# Top Crop



## Vol (Jul 5, 2009)

Online farming game to educate non-ag people to the world of agriculture.

Regards, Mike

http://growingtennessee.com/news/2015/10/bayer-national-geographic-launch-online-farming-game-for-students-2015-10-23/?utm_source=Growing+Tennessee&utm_campaign=10ff0467ec-growingtennessee-daily_newsletter&utm_medium=email&utm_term=0_d75710df8e-10ff0467ec-296641129


----------



## somedevildawg (Jun 20, 2011)

Good attempt but unless you can snatch a guy off his tractor and beat the hell out of him, snatch out his heart and burn his house and rape his daughter all with very graphic images, not sure it will go over......sad, very sad


----------



## IHCman (Aug 27, 2011)

you might be surprised devildawg, back when i was in HS there was a game called simfarm. It was a pretty simple game but it caught on quite a bit around here. Lots of kids played it in school, didn't seem to matter whether they were a city kid or a farm kid, they all loved it.


----------



## deadmoose (Oct 30, 2011)

You are dating yourself IHC.


----------



## somedevildawg (Jun 20, 2011)

IHCman said:


> you might be surprised devildawg, back when i was in HS there was a game called simfarm. It was a pretty simple game but it caught on quite a bit around here. Lots of kids played it in school, didn't seem to matter whether they were a city kid or a farm kid, they all loved it.

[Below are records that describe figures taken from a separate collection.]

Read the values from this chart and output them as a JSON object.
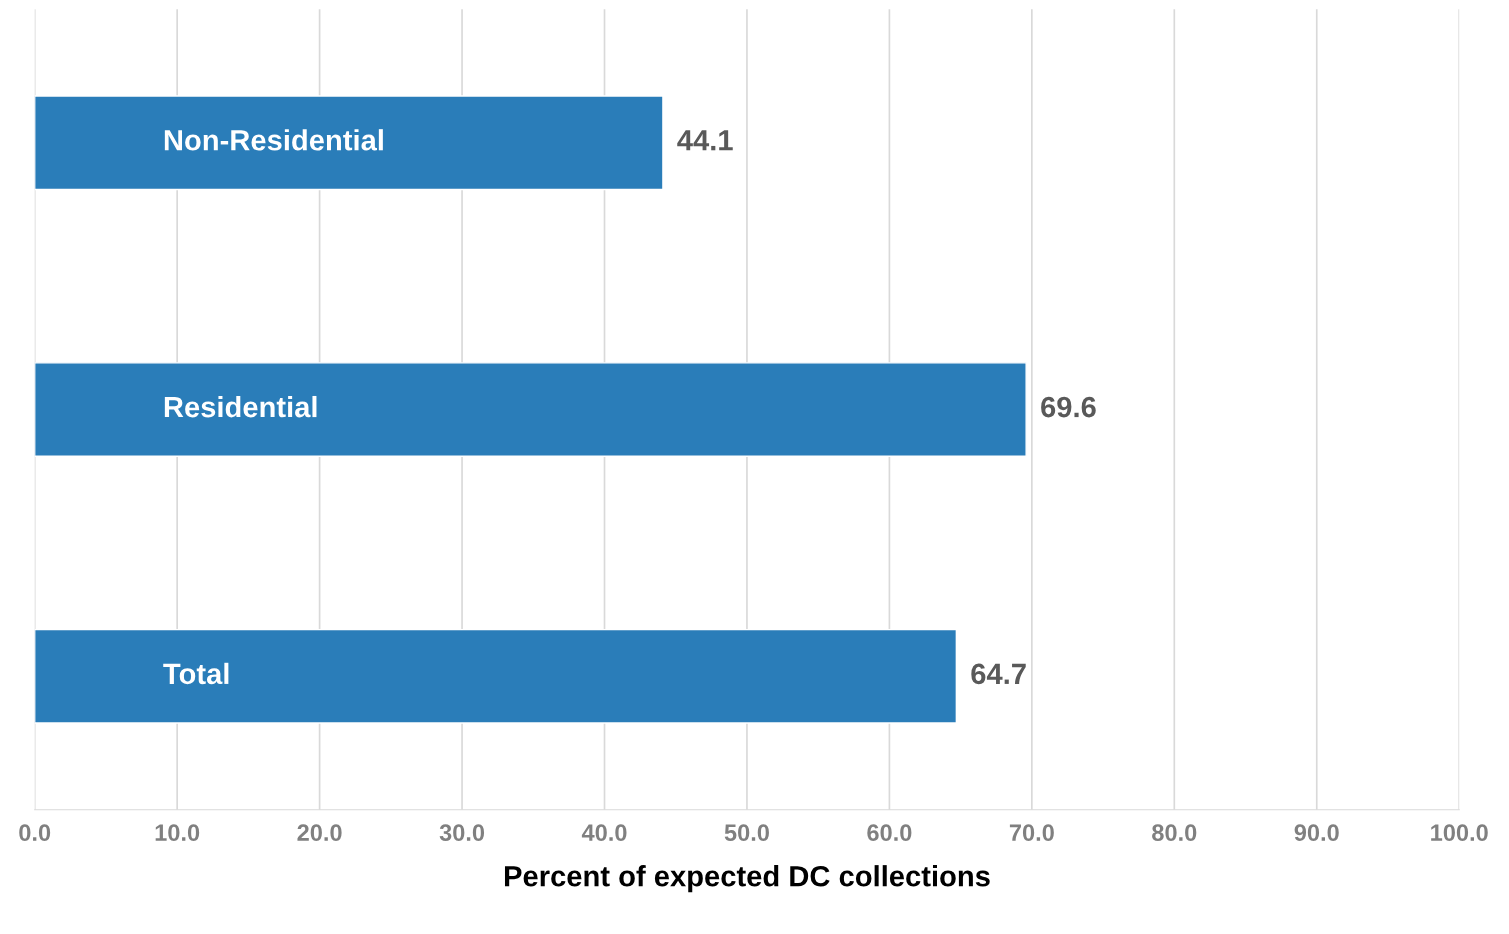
{
  "chart_data": {
    "type": "bar",
    "orientation": "horizontal",
    "categories": [
      "Non-Residential",
      "Residential",
      "Total"
    ],
    "values": [
      44.1,
      69.6,
      64.7
    ],
    "color": "#2a7db9",
    "xlim": [
      0,
      100
    ],
    "xticks": [
      {
        "value": 0,
        "label": "0.0"
      },
      {
        "value": 10,
        "label": "10.0"
      },
      {
        "value": 20,
        "label": "20.0"
      },
      {
        "value": 30,
        "label": "30.0"
      },
      {
        "value": 40,
        "label": "40.0"
      },
      {
        "value": 50,
        "label": "50.0"
      },
      {
        "value": 60,
        "label": "60.0"
      },
      {
        "value": 70,
        "label": "70.0"
      },
      {
        "value": 80,
        "label": "80.0"
      },
      {
        "value": 90,
        "label": "90.0"
      },
      {
        "value": 100,
        "label": "100.0"
      }
    ],
    "xlabel": "Percent of expected DC collections",
    "data_labels": true,
    "grid": "x",
    "legend": false
  }
}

Ya, even I've played sim city and sim farm, with my kids years ago......but the evolution of the video game and it's attraction to violent behavior is what I was referring to of course. Never ceases to amaze me what the creators of these games come up with, there are a lot of kids that just emmerce themselves in those games and the violence and sexual content is truly unbelievable. As parents we worry about what the schools are teaching them, nevr mind the fact that little Johnny plays 6-8 hours of video games a day that are far worse than even any liberal agenda that they certainly get exposed to.....
But I agree, maybe you can catch a small percentage, for that I give them kudos.....it was worth the effort


----------



## somedevildawg (Jun 20, 2011)

deadmoose said:


> You are dating yourself IHC.


Wait.....if IHC is then what am I ? A friggin dinasoar....that's what.....


----------



## deadmoose (Oct 30, 2011)

Hmmmm. No comment.


----------